Kenyan professor of law Patrick Loch Otieno Lumumba holds the view that corruption must be treated as a crime against humanity because the vice has killed more people in Africa than all the civil wars combined. We feel there are no better-placed citizens on the continent to share this view than the people of Zambia.
Today, we share the view of Professor Lumumba because we have been victims of crimes against humanity imposed by corruption and our lives are constantly in danger because of the role we have chosen to play in the fight against bad governance.
We have individuals in government who take their children to expensive schools using money that was corruptly acquired. They live in mansions that were corruptly acquired and drive luxury SUVs bought from proceeds of crime. When you attempt to stand in the way of this rampant corruption, they are going to kill you. They will ensure that you are neutralized. These are people that we are fighting against. These criminal elements in government care about nothing but their own enrichment. Their conscience is dead. They will do anything on earth to eliminate anyone who dares to close the lid on corruption.
Our politicians have wealth which a normal hardworking man cannot amass under their occupation even if they lived a thousand years on Earth, but impunity is alive and thriving in our nation. We, the electorate, are in the business of celebrating thieves. We camouflage theft by giving it fancy names like gifts, money laundering, fraud, embezzlement, and all other kinds of fancy terminologies that make theft look so glamorous. Let us call these men and women by their right names when they steal from the public coffers. They are thieves stealing on an industrial scale. They are murderers. Once we begin to call them by their appropriate names and they have the theft tag on their foreheads, the stigma will haunt them. Unfortunately, corruption is very attractive in Zambia right now because thieves are celebrated. They are treated like heroes.
What President Edgar Lungu and his accomplices have done to this country is so sad. But what is more devastating is seeing citizens among us who are still holding this leadership in very high esteem.

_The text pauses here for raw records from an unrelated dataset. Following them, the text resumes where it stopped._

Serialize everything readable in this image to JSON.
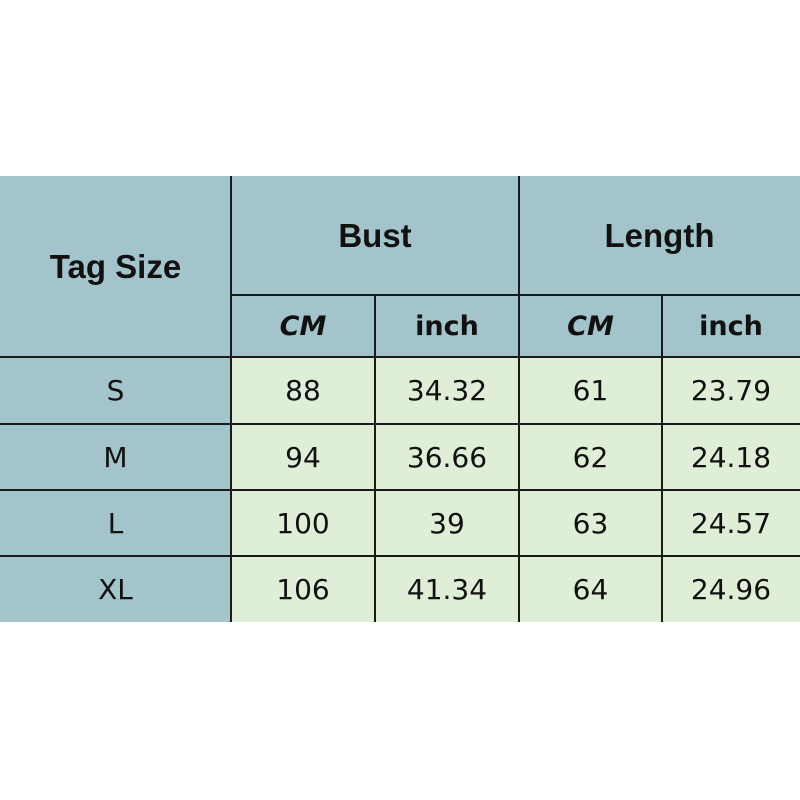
{
  "colors": {
    "header_bg": "#a4c4cb",
    "body_bg": "#dfeed6",
    "border": "#1a1a1a"
  },
  "header": {
    "tag_size": "Tag Size",
    "bust": "Bust",
    "length": "Length",
    "units": [
      "CM",
      "inch",
      "CM",
      "inch"
    ]
  },
  "rows": [
    {
      "size": "S",
      "bust_cm": "88",
      "bust_inch": "34.32",
      "length_cm": "61",
      "length_inch": "23.79"
    },
    {
      "size": "M",
      "bust_cm": "94",
      "bust_inch": "36.66",
      "length_cm": "62",
      "length_inch": "24.18"
    },
    {
      "size": "L",
      "bust_cm": "100",
      "bust_inch": "39",
      "length_cm": "63",
      "length_inch": "24.57"
    },
    {
      "size": "XL",
      "bust_cm": "106",
      "bust_inch": "41.34",
      "length_cm": "64",
      "length_inch": "24.96"
    }
  ]
}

The scandals in the PF government don’t even need any serious investigation; they are free flowing like a broken community tap, leaving a trail of filthy stagnation. When they attempt to defend themselves, they only succeed to fail. They don’t deny stealing, but they simply attempt to justify the theft.

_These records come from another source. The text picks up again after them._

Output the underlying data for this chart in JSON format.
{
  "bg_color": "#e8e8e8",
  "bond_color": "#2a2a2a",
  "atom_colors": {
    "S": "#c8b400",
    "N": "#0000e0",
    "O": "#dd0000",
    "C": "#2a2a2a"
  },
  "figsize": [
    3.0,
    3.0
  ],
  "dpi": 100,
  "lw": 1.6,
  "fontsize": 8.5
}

“Without a doubt, corruption must be treated as a crime against humanity. Sometimes you have to raise issues to the highest appropriate level. You have to think about what corruption does to a country. The crisis in neighbouring Congo DR started with the rampant theft by Mobutu Sese Seko’s regime. To date, the former Zaire has never recovered. People had no medicines in hospitals and deaths among the underprivileged became unprecedented,” says Professor Lumumba.
Indeed, it is happening in our own country. Millions of dollars worth of HIV treatment drugs are being taken away from the poor, the few that are given out are expired. How many people die on our roads because of potholes, just because the line minister took away money that should have been used to make high standard roads? How are these not crimes against humanity? They are, and the punishment must be of the highest degree possible.
We are foolish as a country to be justifying theft with fancy interpretations in the name of strengthening economic ties. The truth is that Zambia’s biggest import is corruption. Sadly, the corrupt are our celebrities, we call them Honourables and Excellences. In Mainland China, embezzling disaster relief funds or refusing to hand over illicit funds attracts a death penalty, but we in Zambia are importing corruption from China on an industrial scale.
Zambia needs emergency rescue from the jaws of the animal in man. This unprecedented corruption cannot continue to be a song for social media. The people of Zambia need to stand up and preserve this land for future generations.
What our Church, Civil Society and the media must do is to recruit the population. When the public has been enlightened enough to understand, in the simplest terms, that corruption has killed more people than Malaria, HIV/AIDS and Tuberculosis put together, that will be the beginning of success in the battle against the thieves in government.